I’ve been teaching Spin since my freshman year of college so I have three years of experience leading classes. Read my story about becoming an instructor here. I don’t know what qualifies someone as an “expert” in anything because I think we’re always learning and growing. But with the time spent teaching and another five years of experience taking classes, I’ve seen a lot.
There is a laundry list of things that are unique to the participants and to instructors in terms of etiquette, form, encouragement, etc. I’m focusing on the participants today and will cover the instructors next time.
DO tell the instructor if it’s your first class. In other words, don’t be afraid to admit you know nothing. The instructor will help you set up your bike, review the hand positions and teach you other little tidbits before class begins. ***However, the instructor should always ask unfamiliar participants if he/she is new to spin***
DO arrive 5-10 minutes early if you’re new. You need that time for the aforementioned bike set-up and one-on-one instruction with the teacher. Plus, you get a few more minutes to pedal and warm up your legs.
DON’T ride without resistance. You need at least the resistance of a “flat road” or else a) you can lose control and injure yourself and b) you’re not really working. You may think it’s cool to release all resistance and let your legs fly, especially during sprints, but you’re just setting yourself up for injury.
DON’T ride with too much resistance. Contradicting myself, right? Well, you don’t want to ride at a level where you end up pushing your pedals down instead of moving in perfect circles. There should never be a stop at the top or bottom of the pedal stroke. Find that balance between a challenging hill and comfortably uncomfortable pace.
DON’T rely on the handle bars. Keep all the work in your legs and your weight distributed over the center of the bike.

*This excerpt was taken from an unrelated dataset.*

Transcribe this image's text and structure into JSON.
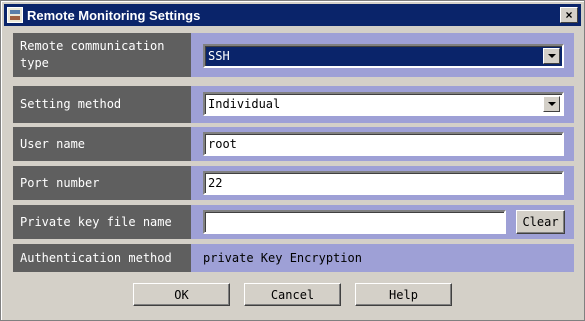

The handle bars are there as a light support.
DO modify the workout to fit your needs. If your knees hurt in position 2, don’t go there! It’s OK to not follow the instructor word-for-word. It’s also OK if your heavy hill one day is different from your heavy hill the next day. Give what you can and do what you need for that workout.
DON’T assume the instructor is working the hardest in the class. When I take other spinning classes I’m sometimes intimidated because the instructor seems to be pedaling fast, always increasing resistance and making it look so easy. Then I remember, I do the same thing when I teach because it’s not my workout.
DO push yourself. While Spinning is a group exercise class, it is very much individual…you decide how hard you work. Instructors gives cues about resistance and speed but you are in control of your bike. If you ride at a light hill for the entire class you aren’t getting the same workout as if you alternated that with speed bursts and pushes up a heavy hill. You have to experiment to find your comfort zone and then decide to push past it.
DO take breaks when necessary. Skip a sprint or stay in the saddle during jumps. Be aware of how hard you’re working and recognize if you need a break.
DO cool down after class. Sure you can sneak out early (many people do), but, before you leave, let your legs slow down and carefully hop of the bike. (If you move to abruptly you may get dizzy).